Natürlich nahm auch die aktuelle Situation der katholischen Kirche breiten Raum ein. „Ich bin über manche Erschütterungen in der Kirche nicht ganz so erschüttert wie andere“, sagte Schavan. Denn sie kenne die Kirche schon lange auch von innen und wisse, dass es dort „ auch viel Unheiliges“ gebe. Ungeachtet dessen „habe ich in Rom meinen roten theologischen Faden gefunden“. In Deutschland würden Christen vor allem wahrgenommen als Menschen, die etwas bewahren wollen und deshalb vielen ein paar Jahre hinterherhinken. „Das einzig Konstante ist aber der Wandel, wer ihn verweigert, fliegt aus er Zeit“, zeigte sie sich überzeugt. „Christen erneuern durch Erinnerung“.

Schavan: „Der Brief des Papstes enthält Goldkörner

Papst Franziskus sehe als erster Papst die Welt nicht aus europäischer Perspektive, sondern aus seiner Lebenserfahrung aus der Perspektive der Armen.
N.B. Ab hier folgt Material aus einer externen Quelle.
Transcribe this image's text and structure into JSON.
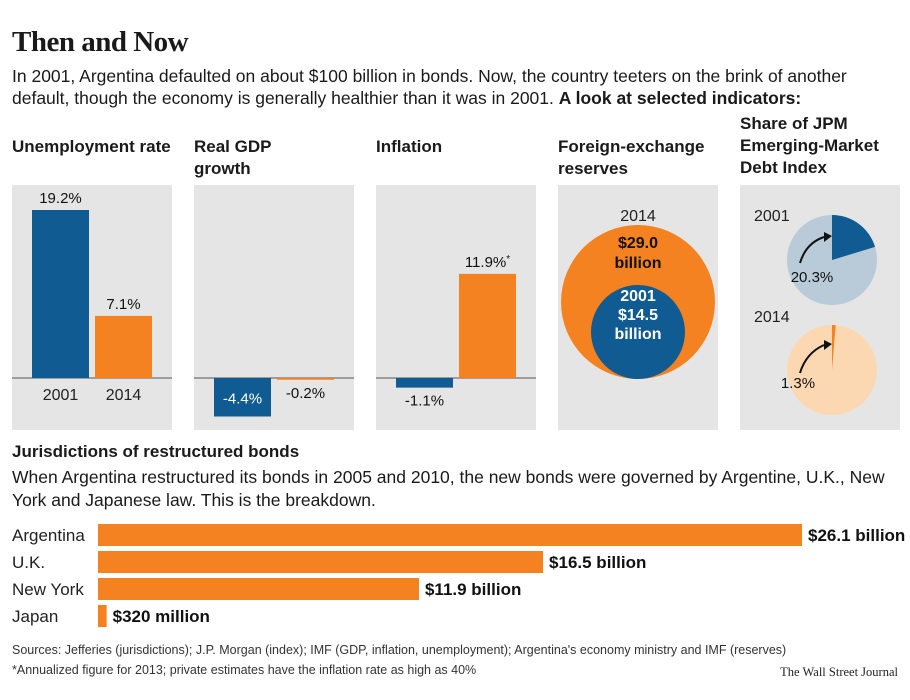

Er sei eine charismatische Persönlichkeit und stelle das Evangelium ins Zentrum. Dabei lasse sich Franziskus nicht beirren, lobte sie ihn. Allerdings arbeite er nicht mit der Kirchenverwaltung, weil er glaube, dass er mit seiner Botschaft wirke.  „Allein durch Charisma kann man aber die Welt nicht verändern. Man muss auch das Kirchenrecht in Ordnung bringen“, kritisiert sie. In der Frauenfrage etwa oder dem Zölibat wünscht sie ihn sich zupackender. Auf seinen  Brief an die Katholiken in Deutschland vor wenigen Tagen hat es laut Schavan erwartbare Reaktionen gegeben. „Die Bischöfe haben so reagiert, wie sie immer reden. Es sind immer die gleichen Bausteine“. Das sei freilich nur der Ausweis dafür, dass sie sich gar nicht mit dem Papst, sondern nur mit sich selber beschäftigen.“ Dieser Brief habe „Goldkörner, daraus muss man was machen, aber man darf nicht die Technokraten walten lassen“. Vielmehr gehe es um eine neue Subsidiarität: „Das muss von unten nach oben gehen.“

(Barbara Thurner-Fromm)

Annette Schavan (rechts ) im Gespräch mit Verena Wodtke-Werner.